Aufgrund der sich entspannenden Pandemielage wird es am Freitag und Samstag zu weiteren Öffnungsschritten in zahlreichen NRW-Kommunen kommen. Da nicht nur die dortige Inzidenz stabil unter 35 liegt, sondern erstmals auch NRW-weit, lässt die Coronaschutzverordnung weitergehende Öffnungen zu: Nach Angaben des NRW-Gesundheitsministeriums ist dann in 31 Kommunen der Besuch der Innengastronomie ohne Test möglich. „Auch Innensport kann dann ohne vorheriges negatives Testergebnis ausgeübt werden.“ Und: Kulturveranstaltungen mit bis zu 1000 Teilnehmern können wahlweise ohne Abstand oder Test durchgeführt werden, Kulturveranstaltungen mit mehr als 1000 Teilnehmern mit Test und Abstand im Schachbrettmuster. Zu den ab heute 14 zusätzlichen Kommunen zählen unter anderem die Städteregion Aachen, Düsseldorf, Köln, Mönchengladbach, der Rhein-Kreis Neuss und Solingen. Am Samstag kommen noch sieben weitere Kommunen hinzu, mit dabei sind Krefeld und Remscheid.
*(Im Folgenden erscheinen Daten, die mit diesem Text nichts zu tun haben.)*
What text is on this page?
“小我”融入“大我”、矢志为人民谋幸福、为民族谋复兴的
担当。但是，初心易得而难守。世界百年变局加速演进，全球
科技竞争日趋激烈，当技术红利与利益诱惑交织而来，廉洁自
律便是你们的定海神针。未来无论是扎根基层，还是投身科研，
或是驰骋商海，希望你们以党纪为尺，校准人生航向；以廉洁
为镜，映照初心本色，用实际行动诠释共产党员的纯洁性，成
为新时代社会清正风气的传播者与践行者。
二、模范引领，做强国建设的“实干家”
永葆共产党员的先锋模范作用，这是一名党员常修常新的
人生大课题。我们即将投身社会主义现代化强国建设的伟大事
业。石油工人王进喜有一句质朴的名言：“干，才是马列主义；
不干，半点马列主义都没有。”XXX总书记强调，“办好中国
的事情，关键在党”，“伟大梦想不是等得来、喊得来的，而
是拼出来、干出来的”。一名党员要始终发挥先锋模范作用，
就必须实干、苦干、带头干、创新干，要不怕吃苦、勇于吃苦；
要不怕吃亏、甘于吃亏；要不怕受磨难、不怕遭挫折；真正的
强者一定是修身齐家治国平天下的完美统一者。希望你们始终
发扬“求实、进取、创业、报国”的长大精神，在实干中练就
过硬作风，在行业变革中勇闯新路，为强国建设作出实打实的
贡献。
Minister Karl-Josef Laumann (CDU) zeigte sich „sehr froh, dass sich die Infektionszahlen aktuell so positiv entwickeln“. Die Coronaschutzverordnung habe sich bewährt. Zufriedenheit auch bei der Grünen-Landtagsfraktion. Deren Vorsitzende Josefine Paul sagte unserer Redaktion: „Wir begrüßen es ausdrücklich, dass wieder mehr möglich ist – gerade für Kinder und Jugendliche.“ Dass sie etwa wieder zum Sport gehen und dass Kultur und Gastronomie wieder Besucher empfangen könnten, seien gute Zeichen. „Diese Erfolge – auch bedingt durch den Impffortschritt und sicherlich teils auch bedingt durch den saisonalen Effekt – dürfen nicht darüber hinwegtäuschen, dass die Pandemie noch nicht vorüber ist und wir weiter aufmerksam sein müssen, damit es im Herbst nicht zu einer vierten Welle kommt“, warnte die Grünen-Politikerin und forderte die Ministerpräsidenten dazu auf, den Sommer zu nutzen, um klare und bundeseinheitliche Regeln für Großveranstaltungen zu entwickeln – wie feste Plätze, Kontaktnachverfolgung und Maskenpflicht vom und bis zum eigenen Platz.